Chapter One Arctic Red
1988
Frankie Appleton was counting gates. Heavy rain was flicking forward-slashes onto the car windscreen and the botanical temperature inside the car was steaming up the glass like a curtain but she was soon able to find a rhythm. Wipe the glass, count the gate. Wipe the glass, count the gate. 
As the glimpsed gates sped by, wrought-iron, double-hinged, Buxton, lattice, Frankie’s fingers grazed the slip of paper in her coat pocket, a sentence from the magazine Garden Gates – A Definitive Guide: ‘A gate is the first thing that a visitor sees and its appearance gives an indication of what lies beyond it, providing either a positive or negative first impression.’ 
She didn’t just like counting gates. She liked designing them too. She’d written the quote in red felt-tip pen on her bedroom wall, behind a Madonna poster – the ‘Angel’ one, where she’s wrapped in a blue towel, or maybe it’s a blue dressing gown. She could never quite decide which. As with most things, one day it was one thing, the next day another. It was also glued onto the eight shoebox lids beneath her bed, the boxes housing hundreds of pencil sketches of gates, all named after rivers, because, like rivers, gates led elsewhere too. 
Some were named after famous rivers like the Nile and the Danube, others after lesser-known rivers such as the Yellowknife and the Arctic Red. Fellow gate-enthusiast David Miller, author of her most treasured book The Grandeur of Gates and a graduate of the Academy of Fine Arts in Florence agreed: ‘A gate is the ultimate link between you and what lies ahead and both functionality and aesthetic appeal are of equal importance.’ His gate designs were some of the most innovative and inspirational that Frankie had ever seen; so much so that she’d spent three days last summer composing a fourteen-page letter to him. She was yet to receive a reply. 

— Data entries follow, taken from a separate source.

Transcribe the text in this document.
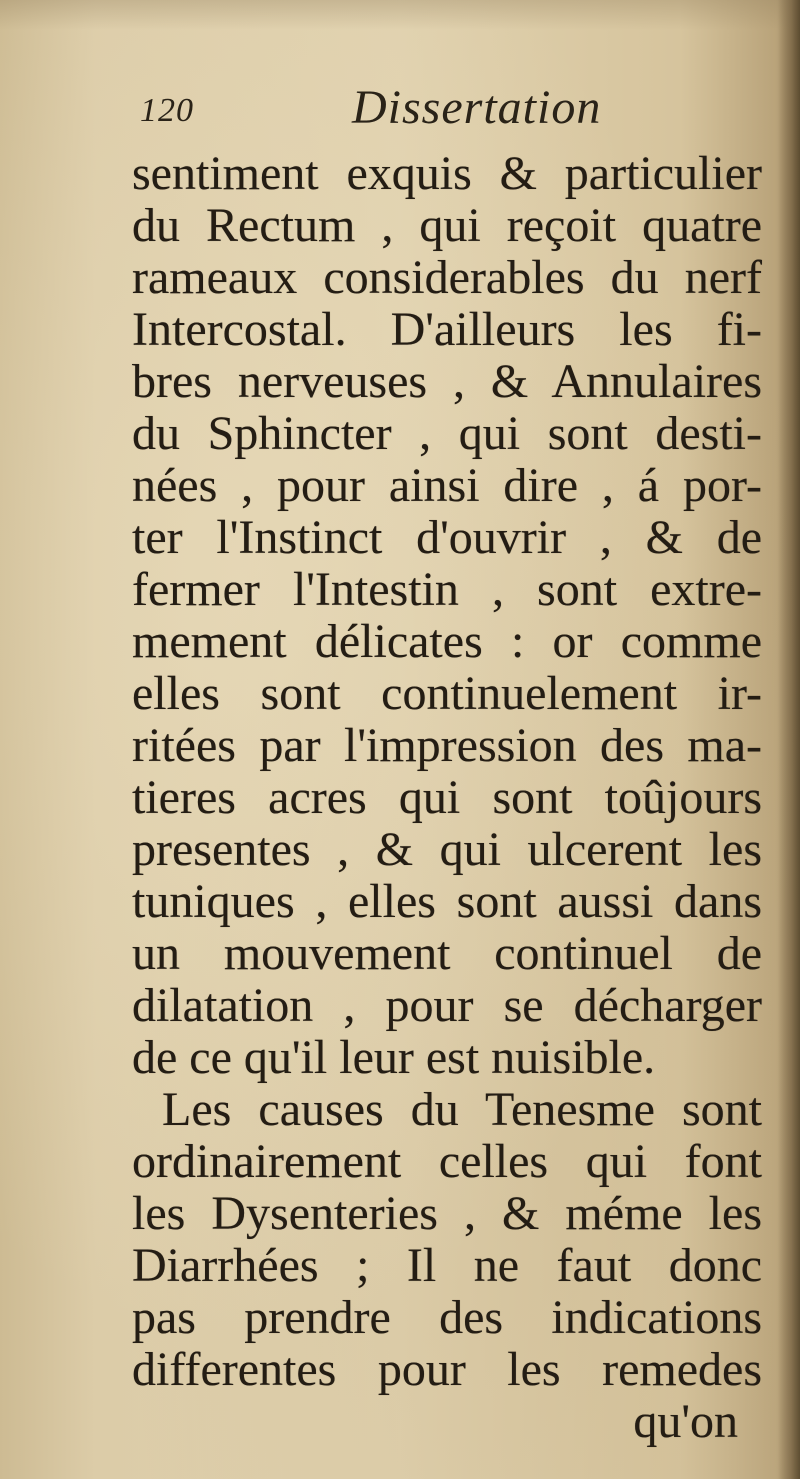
120	Dissertation
sentiment exquis & particulier
du Rectum , qui reçoit quatre
rameaux considerables du nerf
Intercostal. D'ailleurs les fi-
bres nerveuses , & Annulaires
du Sphincter , qui sont desti-
nées , pour ainsi dire , á por-
ter l'Instinct d'ouvrir , & de
fermer l'Intestin , sont extre-
mement délicates : or comme
elles sont continuelement ir-
ritées par l'impression des ma-
tieres acres qui sont toûjours
presentes , & qui ulcerent les
tuniques , elles sont aussi dans
un mouvement continuel de
dilatation , pour se décharger
de ce qu'il leur est nuisible.
Les causes du Tenesme sont
ordinairement celles qui font
les Dysenteries , & méme les
Diarrhées ; Il ne faut donc
pas prendre des indications
differentes pour les remedes
qu'on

But she hadn’t given up hope. Designing gates took patience, letter-writing, similarly so. And he was no doubt extremely busy. There were so many neglected gates to renovate, so many empty spaces to fill. Their paths would cross one day, she was sure of it, but there was no time to think about exactly when that might be because her current favourite gate was a mere five gates away. Distance for Frankie was always measured in gates. She quietly counted down, building up the tension like they did when announcing Miss World: 4 . . . 3 . . . 2 . . . 1 . . . And the winner is . . . 7, Darwin Crescent was a long-limbed four-storey redbrick townhouse that bowed and swayed like a drunken sailor.